Nello yoga terapeutico il corpo è la porta che conduce alle emozioni
Amy Weintraubm, 2012

Definire lo yoga non è un compito facile. Nell’immaginario occidentale, lo yoga viene spesso concepito come una forma di attività ginnica alternativa, riservata a persone dal corpo flessibile, per lo più donne, che si contorcono in posture improbabili producendo suoni all'unisono. In realtà, lo yoga è ben altro. In uno dei suoi principali significati, yoga significa "Unione", intesa anche come unione di tutte le dualità: tra corpo e mente, tra mente e spirito, tra individuo e realtà circostante.

Lo yoga, originatosi in India cinque millenni fa come filosofia e disciplina di vita, nei secoli si è adattato ai molti contesti culturali in cui è stato trapiantato. Lo stesso sta avvenendo per il mondo occidentale, da cui lo yoga è stato lentamente modificato e per alcuni versi perfino snaturato.

L’occidente sta scoprendo nello yoga un efficace rifugio dalla frenesia dei suoi tempi, selezionandone però solo quegli aspetti che meglio sembrano adattarsi al suo ritmo serrato. Per questo, nell’immaginario comune, lo yoga oggi viene spesso identificato solo con la sua componente fisica, ovvero quelle posture dette “asana”, che in realtà furono incorporate nello yoga per rafforzare il corpo e facilitare la meditazione.

In verità, la pratica dello yoga può interamente prescindere dalle capacità atletiche. Respirare consapevolmente durante una passeggiata, o meditare seduti alla scrivania per qualche minuto, ascoltando il silenzio delle proprie emozioni significa fare yoga. Cosi inteso, lo yoga è quindi accessibile  a persone di qualunque età e forma fisica. Numerosi studi scientifici confermano i benefici che la pratica dello yoga apporta al corpo così come alla mente. Diverse ricerche mostrano come la pratica dello yoga sia correlata ad una riduzione degli indici di depressione, ansia, insonnia, disturbo post traumatico da stress, disturbi dell’attenzione, tensione muscolare, digestione, pressione arteriosa, e persino diabete.

 

Yoga e psicologia

La psicologia e lo yoga sono discipline complementari che si propongono obbiettivi analoghi a cui giungono con metodi diversi. Mentre la psicologia adopera le parole per accedere alle emozioni attraverso la coscienza, lo yoga vi accede passando per il corpo ed il respiro consapevole.
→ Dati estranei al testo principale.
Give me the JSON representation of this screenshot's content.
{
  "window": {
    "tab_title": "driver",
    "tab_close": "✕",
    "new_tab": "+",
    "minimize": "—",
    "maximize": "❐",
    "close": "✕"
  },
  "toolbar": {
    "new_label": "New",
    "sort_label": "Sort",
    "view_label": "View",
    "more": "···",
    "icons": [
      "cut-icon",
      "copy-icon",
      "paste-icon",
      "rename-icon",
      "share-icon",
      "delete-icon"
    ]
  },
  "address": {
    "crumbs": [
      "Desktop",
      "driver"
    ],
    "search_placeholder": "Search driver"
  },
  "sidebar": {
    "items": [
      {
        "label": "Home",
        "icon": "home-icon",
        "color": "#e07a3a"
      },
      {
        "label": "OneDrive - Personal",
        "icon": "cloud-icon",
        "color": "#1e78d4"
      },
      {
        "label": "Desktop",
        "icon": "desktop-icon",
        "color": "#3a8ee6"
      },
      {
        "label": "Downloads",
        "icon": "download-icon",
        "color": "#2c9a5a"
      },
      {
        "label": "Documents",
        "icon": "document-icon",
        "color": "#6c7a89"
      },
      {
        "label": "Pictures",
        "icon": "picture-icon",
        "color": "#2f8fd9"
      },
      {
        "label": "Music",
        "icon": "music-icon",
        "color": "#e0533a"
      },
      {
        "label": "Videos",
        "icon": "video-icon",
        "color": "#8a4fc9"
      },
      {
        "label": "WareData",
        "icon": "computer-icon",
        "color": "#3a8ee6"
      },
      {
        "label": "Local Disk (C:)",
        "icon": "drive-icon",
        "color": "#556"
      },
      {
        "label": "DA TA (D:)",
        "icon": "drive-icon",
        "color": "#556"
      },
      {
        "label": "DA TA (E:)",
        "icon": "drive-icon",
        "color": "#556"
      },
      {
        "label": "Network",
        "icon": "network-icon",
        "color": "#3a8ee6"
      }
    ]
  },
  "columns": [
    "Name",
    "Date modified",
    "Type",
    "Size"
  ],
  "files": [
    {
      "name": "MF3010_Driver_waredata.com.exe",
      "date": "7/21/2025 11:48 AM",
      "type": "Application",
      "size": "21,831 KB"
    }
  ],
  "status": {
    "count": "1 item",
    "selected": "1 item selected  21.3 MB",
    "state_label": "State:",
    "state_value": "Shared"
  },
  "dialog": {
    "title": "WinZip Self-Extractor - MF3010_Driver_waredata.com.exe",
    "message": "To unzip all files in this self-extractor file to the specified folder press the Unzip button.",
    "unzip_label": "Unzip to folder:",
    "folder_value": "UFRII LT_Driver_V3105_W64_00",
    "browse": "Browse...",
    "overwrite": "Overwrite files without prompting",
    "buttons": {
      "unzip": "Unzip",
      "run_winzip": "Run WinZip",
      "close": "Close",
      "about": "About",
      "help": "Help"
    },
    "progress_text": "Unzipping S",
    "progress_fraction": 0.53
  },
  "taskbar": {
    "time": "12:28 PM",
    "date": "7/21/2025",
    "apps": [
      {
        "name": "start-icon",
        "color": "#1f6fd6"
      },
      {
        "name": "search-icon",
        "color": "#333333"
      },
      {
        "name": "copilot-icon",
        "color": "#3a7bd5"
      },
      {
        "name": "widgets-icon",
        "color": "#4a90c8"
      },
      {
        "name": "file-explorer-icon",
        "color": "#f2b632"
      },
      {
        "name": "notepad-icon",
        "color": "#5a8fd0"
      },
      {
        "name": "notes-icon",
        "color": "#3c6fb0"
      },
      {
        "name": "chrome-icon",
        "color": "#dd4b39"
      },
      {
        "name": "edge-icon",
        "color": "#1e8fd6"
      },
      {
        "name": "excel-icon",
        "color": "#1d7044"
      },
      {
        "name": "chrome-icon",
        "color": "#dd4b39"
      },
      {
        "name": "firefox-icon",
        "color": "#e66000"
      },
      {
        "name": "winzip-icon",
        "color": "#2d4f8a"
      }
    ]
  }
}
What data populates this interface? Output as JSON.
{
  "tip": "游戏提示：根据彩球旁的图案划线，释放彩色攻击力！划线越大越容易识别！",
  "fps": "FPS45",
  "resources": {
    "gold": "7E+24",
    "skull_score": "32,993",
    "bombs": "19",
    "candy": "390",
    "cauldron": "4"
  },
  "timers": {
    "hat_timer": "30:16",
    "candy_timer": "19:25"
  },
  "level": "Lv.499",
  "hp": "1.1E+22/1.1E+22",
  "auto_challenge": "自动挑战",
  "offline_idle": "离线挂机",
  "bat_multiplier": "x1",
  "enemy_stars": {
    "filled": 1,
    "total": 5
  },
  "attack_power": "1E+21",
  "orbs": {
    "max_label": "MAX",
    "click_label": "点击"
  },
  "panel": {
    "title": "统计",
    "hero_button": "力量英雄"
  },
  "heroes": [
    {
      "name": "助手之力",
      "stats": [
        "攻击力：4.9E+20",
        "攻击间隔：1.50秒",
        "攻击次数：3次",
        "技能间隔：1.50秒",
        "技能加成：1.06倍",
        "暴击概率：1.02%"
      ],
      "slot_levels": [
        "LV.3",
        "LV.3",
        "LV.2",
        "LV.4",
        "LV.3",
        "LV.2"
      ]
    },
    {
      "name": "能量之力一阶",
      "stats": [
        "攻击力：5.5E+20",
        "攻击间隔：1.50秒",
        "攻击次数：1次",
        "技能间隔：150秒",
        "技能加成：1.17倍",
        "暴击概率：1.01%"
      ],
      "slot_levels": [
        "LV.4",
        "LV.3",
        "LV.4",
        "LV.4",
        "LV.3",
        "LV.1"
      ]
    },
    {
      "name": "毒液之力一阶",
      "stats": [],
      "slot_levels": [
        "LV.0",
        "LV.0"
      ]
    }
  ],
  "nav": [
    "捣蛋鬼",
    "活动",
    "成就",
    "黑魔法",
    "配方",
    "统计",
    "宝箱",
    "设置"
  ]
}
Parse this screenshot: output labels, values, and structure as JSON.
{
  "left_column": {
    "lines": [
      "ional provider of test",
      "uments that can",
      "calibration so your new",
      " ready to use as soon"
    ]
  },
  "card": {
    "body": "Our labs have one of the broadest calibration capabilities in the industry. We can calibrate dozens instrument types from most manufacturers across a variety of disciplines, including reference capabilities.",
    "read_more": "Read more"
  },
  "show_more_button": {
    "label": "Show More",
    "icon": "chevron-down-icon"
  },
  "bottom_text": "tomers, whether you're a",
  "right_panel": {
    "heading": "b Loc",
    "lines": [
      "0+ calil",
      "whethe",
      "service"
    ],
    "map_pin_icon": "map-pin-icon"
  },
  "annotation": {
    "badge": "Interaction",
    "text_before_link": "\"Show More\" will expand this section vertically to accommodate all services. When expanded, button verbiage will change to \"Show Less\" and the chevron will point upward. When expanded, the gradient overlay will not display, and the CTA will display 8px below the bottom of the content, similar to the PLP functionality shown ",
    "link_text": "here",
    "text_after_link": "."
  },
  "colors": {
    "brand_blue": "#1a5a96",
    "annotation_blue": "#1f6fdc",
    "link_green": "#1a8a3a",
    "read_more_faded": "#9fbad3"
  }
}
La psicologia occidentale, nei suoi 150 anni di storia, ha progressivamente accolto il valore del pensiero orientale per il raggiungimento del benessere psicofisico. Nonostante già Karl Jung nel 1932 parlasse delle similitudini tra psicoanalisi e kundalini yoga, per il primo secolo della sua storia la psicologia ha in gran parte tralasciato il ruolo del corpo nel benessere dell’individuo. A partire dagli anni novanta, le teorie cognitive di terza generazione come la “Dialectical Behavioral Therapy” e la “Acceptance and Commitment Therapy” spostarono l’attenzione del discorso psicologico verso l’uso dell’ accettazione per raggiungere un’efficace gestione delle emozioni e dei comportamenti. 

L’integrazione di principi yogici e tecniche psicologiche ha preso piede negli ultimi anni, a fronte dei molti studi che comprovano l’efficacia di questo approccio nel trattamento di numerosi disturbi tra cui depressione, ansia, disturbo post-traumatico da stress, disturbi dell’attenzione e psicosi.

A OltreConfini è possibile adottare un approccio integrato, dove corpo e mente sono coinvolti nel processo di consapevolezza. In quest’ottica, il connubio tra psicologia e yoga può risultare efficace. Da un lato, il metodo psicologico permette di esplorare la storia personale, familiare, e culturale di ognuno per acquisire una maggior consapevolezza dell’esperienza emotiva. Dall’altro, lo yoga offre strumenti per gestire le emozioni ed onorare i bisogni del corpo cosi come quelli della mente, rafforzando la persona in ognuna della sue parti.